This week at CANSEC, Canada's global defense & security trade show, Prime Minister Mark Carney announced the selection of Saab's GlobalEye for Canada's Airborne Early Warning and Control (AEW&C) program, focused on Arctic surveillance.
The GlobalEye displaces the Boeing E-7 Wedgetail and L3Harris Aeris X, in favor of a made-in-Canada solution that builds on Bombardier's (BBD-B.TO) Global 6500 aircraft and CAE (CAE.TO, CAE) training systems, writes Stifel Canada's Daryl Young.
A formal agreement between Canada and Saab remains under negotiation.
"Although this announcement had been widely anticipated, we are highly encouraged to see Canada's new "Defence Industrial Strategy" in action, with clear benefits to CAE under its cooperation agreement with Saab. Canada's military re-tooling efforts remain in the early stages, providing a multi-year/decade growth trajectory, while we think PM Carney's strategic relationship building across NATO nations could provide a multiplier effect to Canada's defense champions," Young writes.

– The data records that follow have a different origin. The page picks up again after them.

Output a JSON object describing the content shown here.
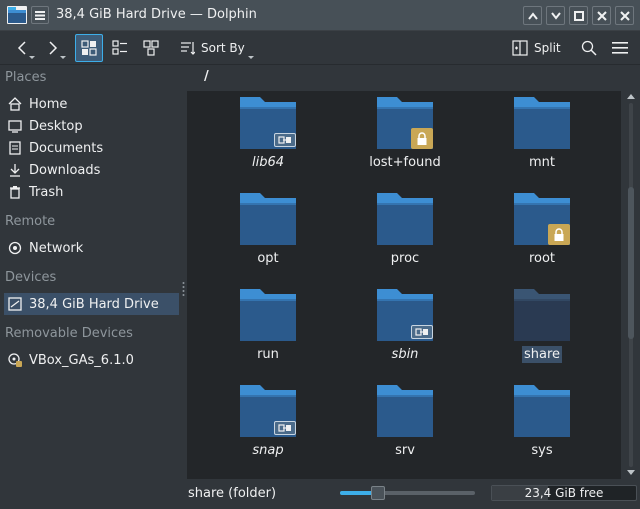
{
  "window": {
    "title": "38,4 GiB Hard Drive — Dolphin"
  },
  "toolbar": {
    "sort_label": "Sort By",
    "split_label": "Split"
  },
  "sidebar": {
    "sections": [
      {
        "title": "Places",
        "items": [
          {
            "label": "Home",
            "icon": "home-icon"
          },
          {
            "label": "Desktop",
            "icon": "desktop-icon"
          },
          {
            "label": "Documents",
            "icon": "documents-icon"
          },
          {
            "label": "Downloads",
            "icon": "downloads-icon"
          },
          {
            "label": "Trash",
            "icon": "trash-icon"
          }
        ]
      },
      {
        "title": "Remote",
        "items": [
          {
            "label": "Network",
            "icon": "network-icon"
          }
        ]
      },
      {
        "title": "Devices",
        "items": [
          {
            "label": "38,4 GiB Hard Drive",
            "icon": "hard-drive-icon",
            "selected": true
          }
        ]
      },
      {
        "title": "Removable Devices",
        "items": [
          {
            "label": "VBox_GAs_6.1.0",
            "icon": "optical-disc-icon"
          }
        ]
      }
    ]
  },
  "location": {
    "path": "/"
  },
  "files": [
    {
      "name": "lib64",
      "symlink": true,
      "locked": false,
      "italic": true
    },
    {
      "name": "lost+found",
      "symlink": false,
      "locked": true,
      "italic": false
    },
    {
      "name": "mnt",
      "symlink": false,
      "locked": false,
      "italic": false
    },
    {
      "name": "opt",
      "symlink": false,
      "locked": false,
      "italic": false
    },
    {
      "name": "proc",
      "symlink": false,
      "locked": false,
      "italic": false
    },
    {
      "name": "root",
      "symlink": false,
      "locked": true,
      "italic": false
    },
    {
      "name": "run",
      "symlink": false,
      "locked": false,
      "italic": false
    },
    {
      "name": "sbin",
      "symlink": true,
      "locked": false,
      "italic": true
    },
    {
      "name": "share",
      "symlink": false,
      "locked": false,
      "italic": false,
      "selected": true
    },
    {
      "name": "snap",
      "symlink": true,
      "locked": false,
      "italic": true
    },
    {
      "name": "srv",
      "symlink": false,
      "locked": false,
      "italic": false
    },
    {
      "name": "sys",
      "symlink": false,
      "locked": false,
      "italic": false
    }
  ],
  "status": {
    "selection_text": "share (folder)",
    "zoom_level": 0.28,
    "free_space_text": "23,4 GiB free",
    "used_fraction": 0.39
  },
  "colors": {
    "accent": "#3daee9",
    "folder": "#2b5a8c",
    "folder_tab": "#3d8ed3",
    "selection": "#3b5068"
  }
}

It is unclear what the dollar figure or direct impact to CAE might be as part of the training/simulation requirements associated with the GlobalEye aircraft, but Young expects it to be material, particularly within the Saab/CAE cooperation agreement which relies on CAE as the preferred training partner, first announced last November.
There were no updates at the trade show regarding the pending fighter jet decision between Saab's Gripen-E fighter versus Lockheed's F-35. Canada's submarine procurement program remains another large training opportunity for CAE, Young adds.
Stifel Canada has a buy rating on CAE shares and a C$47.00 price target.
Near-term, sentiment for CAE stock could improve alongside new defense orders and backlog growth, eventual resolution of the Middle East conflict, removing overhangs associate with commercial airline capacity/pilot hiring concerns, and potential upside from the sale of the Flightscape business.